Theme

Death Swallowed up in Victory1 Corinthians 15:35-38Theme: The last enemy conquered.This week’s lessons teach us that death is not an end, but a beginning.
LessonNow, in chapter 15, verse 35 and following, Paul was likely addressing those who acknowledged that the Resurrection is true. This audience believed that Jesus rose from the dead, and as a result of their union with him, they would rise too. Nevertheless, this group still had questions about the resurrection of the body. They could not understand how, if we will be in heaven with new bodies, that will really be any different from life here on this earth. That is a very legitimate kind of question to ask, especially by those who were not deeply informed by the teaching of Scripture. So, that is what Paul is answering here.

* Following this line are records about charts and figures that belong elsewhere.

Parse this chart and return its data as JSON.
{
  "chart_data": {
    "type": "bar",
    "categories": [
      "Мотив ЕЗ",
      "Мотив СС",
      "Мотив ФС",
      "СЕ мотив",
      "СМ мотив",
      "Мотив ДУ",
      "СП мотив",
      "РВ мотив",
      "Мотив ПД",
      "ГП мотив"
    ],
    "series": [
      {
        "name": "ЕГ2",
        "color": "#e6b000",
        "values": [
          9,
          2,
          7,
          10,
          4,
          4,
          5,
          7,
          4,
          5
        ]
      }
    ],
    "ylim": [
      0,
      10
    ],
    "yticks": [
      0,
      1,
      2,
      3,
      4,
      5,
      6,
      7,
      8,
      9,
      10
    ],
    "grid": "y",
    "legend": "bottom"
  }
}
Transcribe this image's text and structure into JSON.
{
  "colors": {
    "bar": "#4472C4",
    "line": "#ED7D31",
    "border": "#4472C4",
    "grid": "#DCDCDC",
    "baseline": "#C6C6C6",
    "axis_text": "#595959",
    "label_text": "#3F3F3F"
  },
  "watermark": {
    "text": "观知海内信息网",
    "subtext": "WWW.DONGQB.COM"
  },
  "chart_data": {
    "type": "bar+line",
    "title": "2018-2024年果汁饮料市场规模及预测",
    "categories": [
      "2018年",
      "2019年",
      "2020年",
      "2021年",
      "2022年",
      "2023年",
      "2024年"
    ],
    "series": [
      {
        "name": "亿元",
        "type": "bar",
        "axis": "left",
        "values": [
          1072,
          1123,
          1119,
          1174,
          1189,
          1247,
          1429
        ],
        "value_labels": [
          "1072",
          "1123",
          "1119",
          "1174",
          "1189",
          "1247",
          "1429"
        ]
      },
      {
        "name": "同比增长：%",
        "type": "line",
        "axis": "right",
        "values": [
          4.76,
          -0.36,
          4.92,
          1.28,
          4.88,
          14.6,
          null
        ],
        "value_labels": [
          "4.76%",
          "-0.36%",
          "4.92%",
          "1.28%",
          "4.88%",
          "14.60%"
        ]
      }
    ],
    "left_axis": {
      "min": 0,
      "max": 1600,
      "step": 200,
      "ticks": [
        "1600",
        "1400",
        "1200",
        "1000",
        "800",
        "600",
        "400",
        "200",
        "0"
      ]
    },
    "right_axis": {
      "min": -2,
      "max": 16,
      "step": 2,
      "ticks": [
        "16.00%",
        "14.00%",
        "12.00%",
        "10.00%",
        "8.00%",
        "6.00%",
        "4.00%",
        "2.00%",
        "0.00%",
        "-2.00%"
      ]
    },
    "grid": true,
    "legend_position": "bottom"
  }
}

What he said, essentially, is that while it is true that there is a genuine resurrection and that our bodies are raised, it is, nevertheless, also true that our bodies are changed, so that the bodies we have now are not the bodies that we are going to have in the resurrection. He went on to give a number of examples of that. He talked about sowing the seed in the ground and how it grows up to be something quite different from what you put in the ground. There is continuity there. The flower comes from the seed. The wheat comes from the seed that you plant, and so on. But what comes up out of the ground is different. There is a change. Then he talks about different kinds of flesh – the flesh of animals, and birds, and fish. He is reminding them that, in their own common experience, they see that all flesh is not the same.
Paul then went a step further, by contrasting heavenly bodies with earthly bodies. He talked about the sun and the moon and the stars. He said that they differ from one another. His argument is simply this: what is so incredible, then, in thinking about a resurrection body that differs substantially from the bodies we have now?

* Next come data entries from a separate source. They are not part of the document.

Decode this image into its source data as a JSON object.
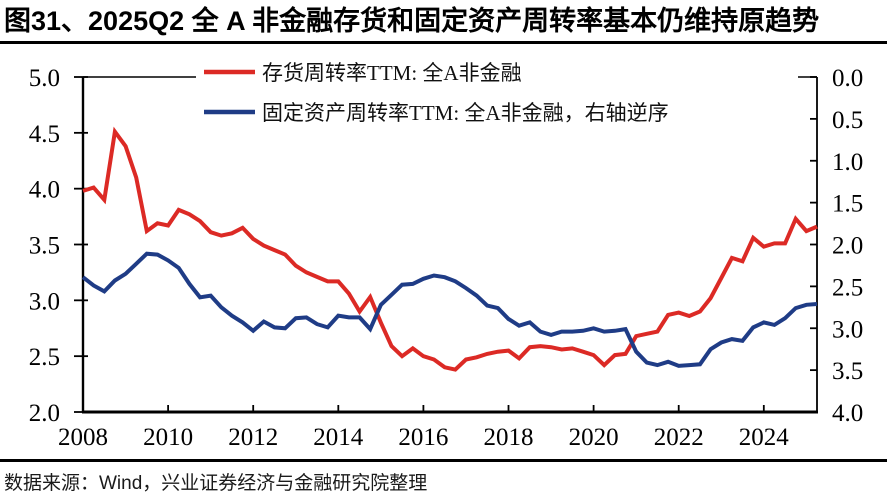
{
  "title": "图31、2025Q2 全 A 非金融存货和固定资产周转率基本仍维持原趋势",
  "footer": "数据来源：Wind，兴业证券经济与金融研究院整理",
  "colors": {
    "red": "#DC2A25",
    "blue": "#1F3C86",
    "axis": "#000000",
    "background": "#FFFFFF"
  },
  "chart_data": {
    "type": "line",
    "x_unit": "quarter",
    "x_range": [
      "2008Q1",
      "2025Q2"
    ],
    "x_tick_labels": [
      "2008",
      "2010",
      "2012",
      "2014",
      "2016",
      "2018",
      "2020",
      "2022",
      "2024"
    ],
    "left_axis": {
      "min": 2.0,
      "max": 5.0,
      "tick_labels": [
        "5.0",
        "4.5",
        "4.0",
        "3.5",
        "3.0",
        "2.5",
        "2.0"
      ]
    },
    "right_axis": {
      "min": 0.0,
      "max": 4.0,
      "reversed": true,
      "tick_labels": [
        "0.0",
        "0.5",
        "1.0",
        "1.5",
        "2.0",
        "2.5",
        "3.0",
        "3.5",
        "4.0"
      ]
    },
    "grid": false,
    "legend_position": "top-inside",
    "series": [
      {
        "name": "存货周转率TTM: 全A非金融",
        "axis": "left",
        "color": "#DC2A25",
        "values": [
          3.98,
          4.01,
          3.9,
          4.51,
          4.38,
          4.1,
          3.62,
          3.69,
          3.67,
          3.81,
          3.77,
          3.71,
          3.61,
          3.58,
          3.6,
          3.65,
          3.55,
          3.49,
          3.45,
          3.41,
          3.31,
          3.25,
          3.21,
          3.17,
          3.17,
          3.06,
          2.9,
          3.03,
          2.8,
          2.59,
          2.5,
          2.57,
          2.5,
          2.47,
          2.4,
          2.38,
          2.47,
          2.49,
          2.52,
          2.54,
          2.55,
          2.48,
          2.58,
          2.59,
          2.58,
          2.56,
          2.57,
          2.54,
          2.51,
          2.42,
          2.51,
          2.52,
          2.68,
          2.7,
          2.72,
          2.87,
          2.89,
          2.86,
          2.9,
          3.02,
          3.2,
          3.38,
          3.35,
          3.56,
          3.48,
          3.51,
          3.51,
          3.73,
          3.62,
          3.66
        ]
      },
      {
        "name": "固定资产周转率TTM: 全A非金融，右轴逆序",
        "axis": "right",
        "color": "#1F3C86",
        "values": [
          2.39,
          2.49,
          2.56,
          2.43,
          2.35,
          2.23,
          2.11,
          2.12,
          2.19,
          2.28,
          2.47,
          2.63,
          2.61,
          2.75,
          2.85,
          2.93,
          3.03,
          2.92,
          2.99,
          3.0,
          2.88,
          2.87,
          2.95,
          2.99,
          2.85,
          2.87,
          2.87,
          3.01,
          2.72,
          2.6,
          2.48,
          2.47,
          2.41,
          2.37,
          2.39,
          2.44,
          2.52,
          2.61,
          2.73,
          2.76,
          2.89,
          2.97,
          2.93,
          3.04,
          3.08,
          3.04,
          3.04,
          3.03,
          3.0,
          3.04,
          3.03,
          3.01,
          3.28,
          3.41,
          3.44,
          3.4,
          3.45,
          3.44,
          3.43,
          3.25,
          3.17,
          3.13,
          3.15,
          2.99,
          2.93,
          2.96,
          2.88,
          2.76,
          2.72,
          2.71
        ]
      }
    ]
  }
}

If at that point somebody had said to Paul, “Yes, but we still don’t understand it. We don’t see any resurrection bodies and we don’t really know what you’re talking about when you talk about a resurrection body. There’s much we don’t understand,” Paul would undoubtedly have pointed to Jesus. There is a resurrection body because Jesus rose from the dead. We know that his new body was not like the body that he had before the Resurrection because apparently it could come and go at will. Additionally, it would seem, on one occasion at least, that his resurrection body actually passed through closed doors. And yet, it was still a physical body. Jesus offered to have Thomas touch him and see that it was really he–to put his fingers into the holes in Christ’s hands and thrust his hand into the wound in Christ’s side–a real body, yet different.
Paul would have been the first to say that he, himself, did not fully understand it. That is where the issue of knowing the Scriptures comes in. The believers at Corinth did not understand because they did not understand the Scriptures. Then, Paul points out, if after coming to know the Scriptures they still did not understand the Resurrection, it is because they knew so little about the power of God.
We might not understand how resurrection actually occurs. But we know from history and the example of Jesus Christ that God knows. Therefore, it is not an irrational thing for Christians simply to take their stand upon that, and say, “What I lack in understanding now, God in his own time will certainly provide.” During this last portion of 1 Corinthians 15, Paul passes from what is essentially an argument about the nature of the resurrection body to a statement of the victory that is ours because of the resurrection. It is a bit difficult to make a clear distinction where Paul shifts his focus. Regardless, he is conveying the fact that the resurrection is not an irrelevant matter because the fact that we are to be raised means that we are to be victorious. And that enemy over which we are to be victorious is the greatest of all enemies – the last enemy that will be destroyed – death.
Study Questions

What questions did the Corinthians Christians have?
To whom does Dr. Boice point to help us better understand the resurrection body?
What is the last enemy that is to be destroyed?

ReflectionAre you grieving over the death of a loved one? Be encouraged by today’s lesson that death will be swallowed up in victory for those who are in Christ.